Он прищурил глаза и снова невольно – в тысячный раз – задумался о том дне, о том великом дне, который он так никогда и не сможет изменить и забыть….
* * *
Верблюды устало и очень медленно шли по раскалённому солнцем песку, опустив измождённые головы. Их погонщики укутавшись в плащи с ног до головы, воспалёнными глазами смотрели вперёд, с надеждой увидеть долгожданный город. Третий день в пустыне истощил их силы. Каждый из пятидесяти человек, в мёртвой тишине, нарушаемой лишь шарканьем пробегающих пустынных ящериц, думал о чём-то своём. Кому-то хотелось встретиться с семьёй, обнять детей и жену, других ждут успокаивающие звуки арфы под плавные танцы блудниц в укромном уголке дома. Одно объединяло всех – стремление поскорее вернуться в Иерусалим.
– Не торопите так скотину, дурачье! Ещё три с лишком часа дороги, загоните верблюдов – на чём домой добираться будем?! – нарушил мёртвую тишину Агасфер. – Медленней двигайтесь, три дня шли – три часа переживёте.
– Никто и не торопится, хозяин. Корабли сами чуют, что скоро земля, вот они и прибавляют ход, – сострил Варфолом, самый молодой караванщик.
– Будешь много умничать – без работы останешься. Ишь ты! Если такой умный, иди прислужником в храм, там тебя быстро научат дисциплине и сотрут твою нахальную ухмылку, – грозно гаркнул Агасфер.
Все знали о несносном характере хозяина, о его злобе, распространявшейся, казалось бы, на весь мир, но кроме тех, кто был выше его по чину и имел большее состояние. Шутить он не любил, и его угрозы нужно было воспринимать с должной настороженностью. Никто не забыл случай с Карифом, который работал на него без малого двадцать лет и считался отличным работником с безупречной репутацией. Но однажды, примерно два года назад, сын несчастного, которому пошёл всего второй десяток отроду, заболел проказой. Малец стразу же попал под приказ Кесаря гласящий, что все без исключения, заболевшие этой заразой, должны по собственной воле уйти из города, дабы не заразить других.

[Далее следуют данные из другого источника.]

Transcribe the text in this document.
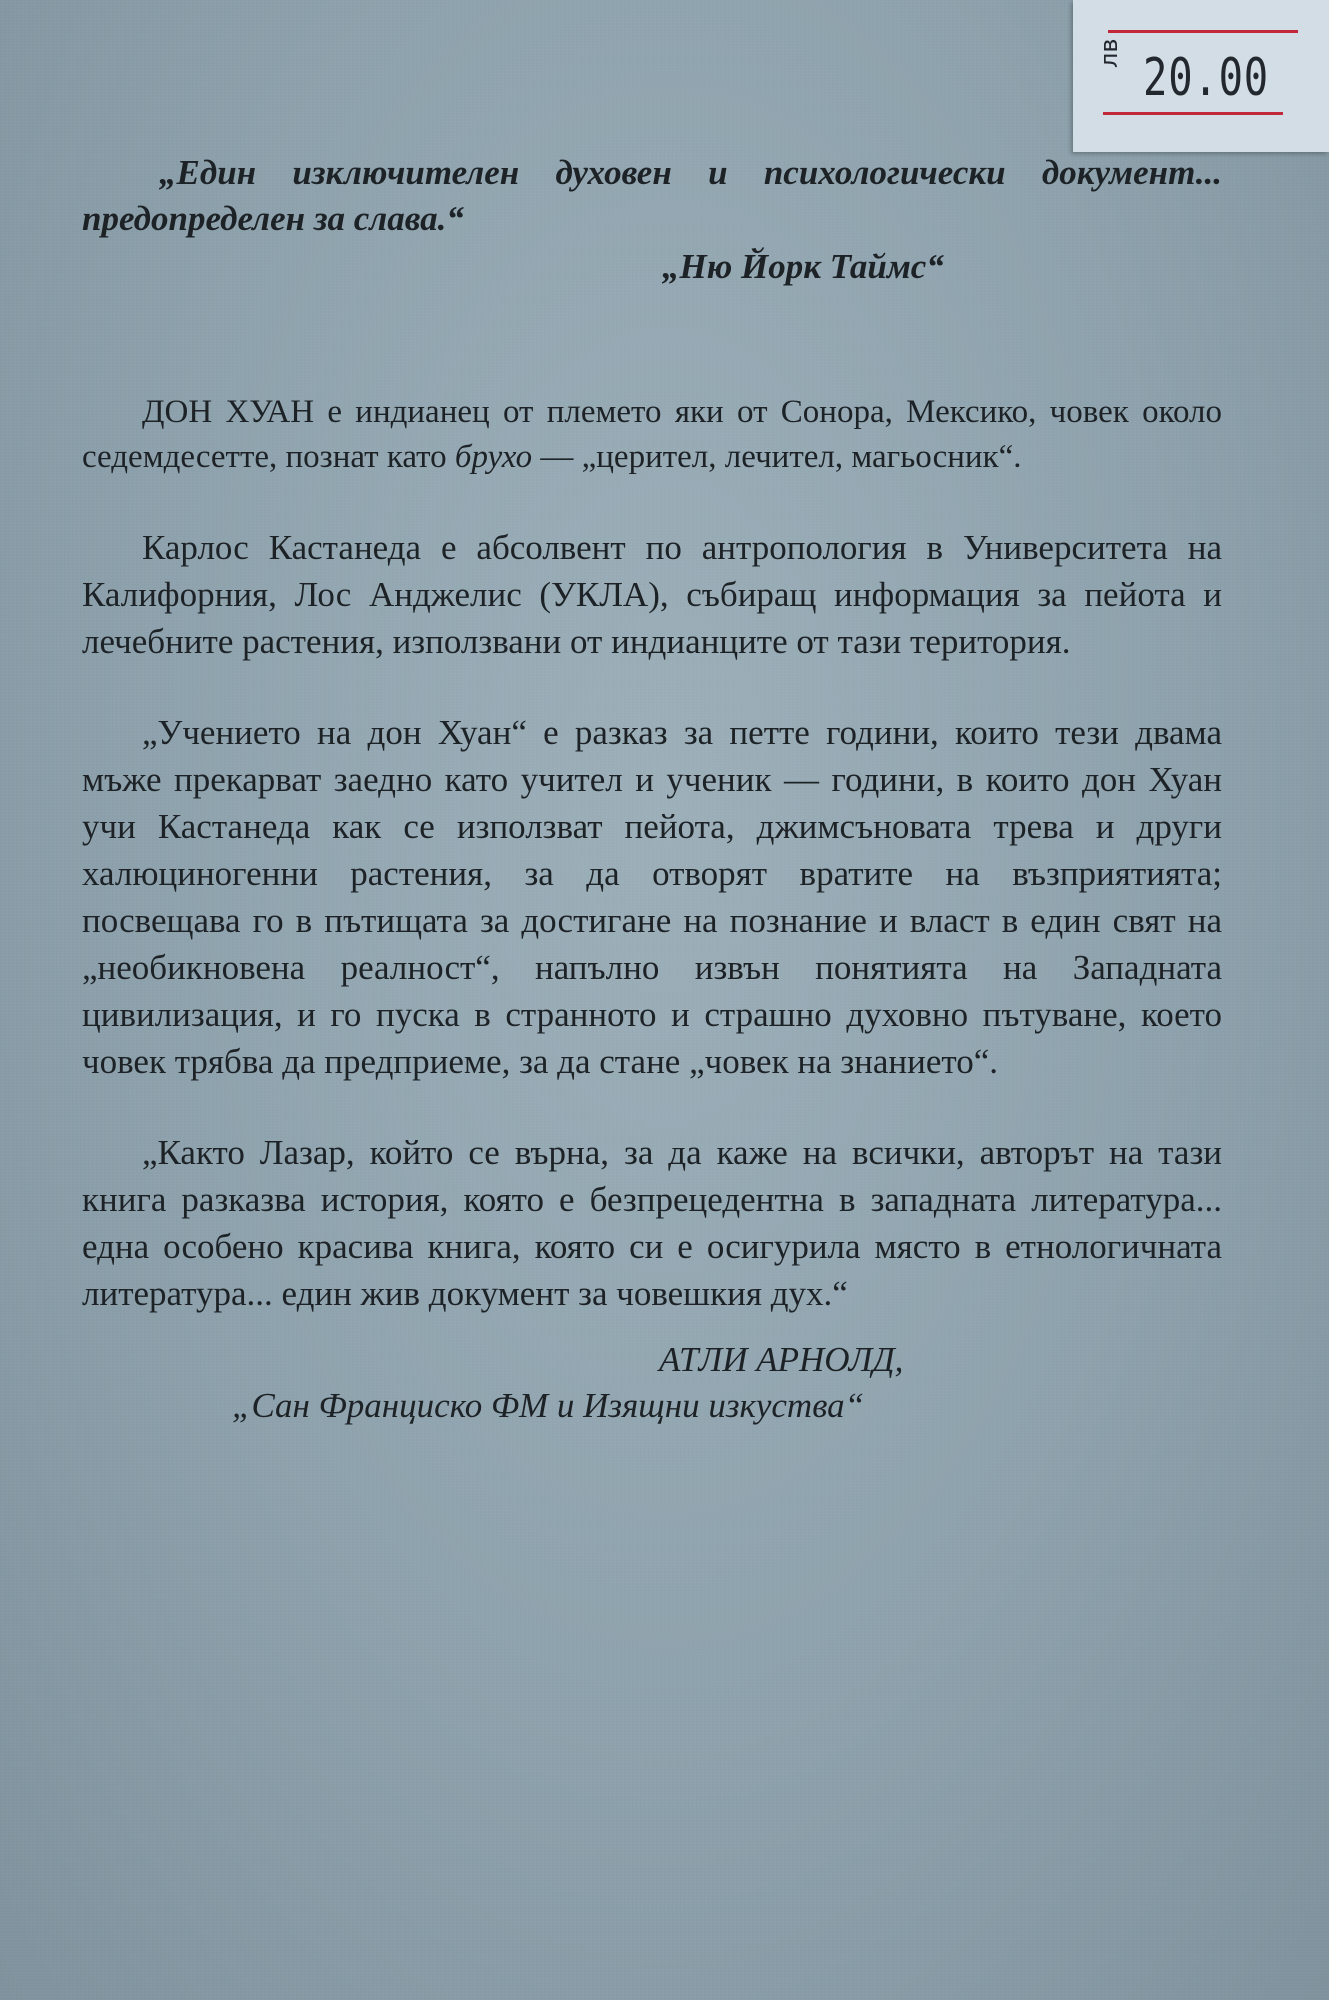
лв 20.00

„Един изключителен духовен и психологически документ... предопределен за слава.“

„Ню Йорк Таймс“

ДОН ХУАН е индианец от племето яки от Сонора, Мексико, човек около седемдесетте, познат като брухо — „церител, лечител, магьосник“.

Карлос Кастанеда е абсолвент по антропология в Университета на Калифорния, Лос Анджелис (УКЛА), събиращ информация за пейота и лечебните растения, използвани от индианците от тази територия.

„Учението на дон Хуан“ е разказ за петте години, които тези двама мъже прекарват заедно като учител и ученик — години, в които дон Хуан учи Кастанеда как се използват пейота, джимсъновата трева и други халюциногенни растения, за да отворят вратите на възприятията; посвещава го в пътищата за достигане на познание и власт в един свят на „необикновена реалност“, напълно извън понятията на Западната цивилизация, и го пуска в странното и страшно духовно пътуване, което човек трябва да предприеме, за да стане „човек на знанието“.

„Както Лазар, който се върна, за да каже на всички, авторът на тази книга разказва история, която е безпрецедентна в западната литература... една особено красива книга, която си е осигурила място в етнологичната литература... един жив документ за човешкия дух.“

АТЛИ АРНОЛД,

„Сан Франциско ФМ и Изящни изкуства“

Бедный Кариф, как он страдал в те времена! Каждый день он проливал слёзы над сыном, пряча его в своём доме и никому не раскрывая тайну его болезни. Молился, просил богов помочь его чаду, но ребёнку с каждым днём становилось всё хуже и хуже. Поначалу он молча лежал в бреду, обливаясь потом, через некоторое время на коже появились гнойные язвы. Все свои сбережения, копившиеся за многие годы работы на Агасфера, он тратил на лекарей, тайно проводя их к себе домой с наступлением глубокой темноты. Кудесники уверяли , что помогут его единственному сыну и будут хранить секрет за отдельную плату. Они лживо жалели его, вытягивая деньги.
Один из лекарей заверил отца, что через три дня вылечит сына от неизлечимой болезни, но ему нужна крупная сумма денег на целебное снадобье, которое продаётся втайне от городской стражи неким путешественником . Врач запросил баснословную сумму на покупку этого чуда. У несчастного Карифа не было выбора. Он отдал лекарю последние сбережения и стал ждать будущей ночи, когда тот обязался принести лекарство. Целый день он не находил себе места, молился и снова плакал, но крохотное огонёк надежды теплился в его сердце. Это был, несомненно, самый длинный день в его жизни. Он ждал и ждал. Ходил из угла в угол, как загнанный зверь. То унывал, то настраивал себя на мысль, что сегодня произойдёт чудо.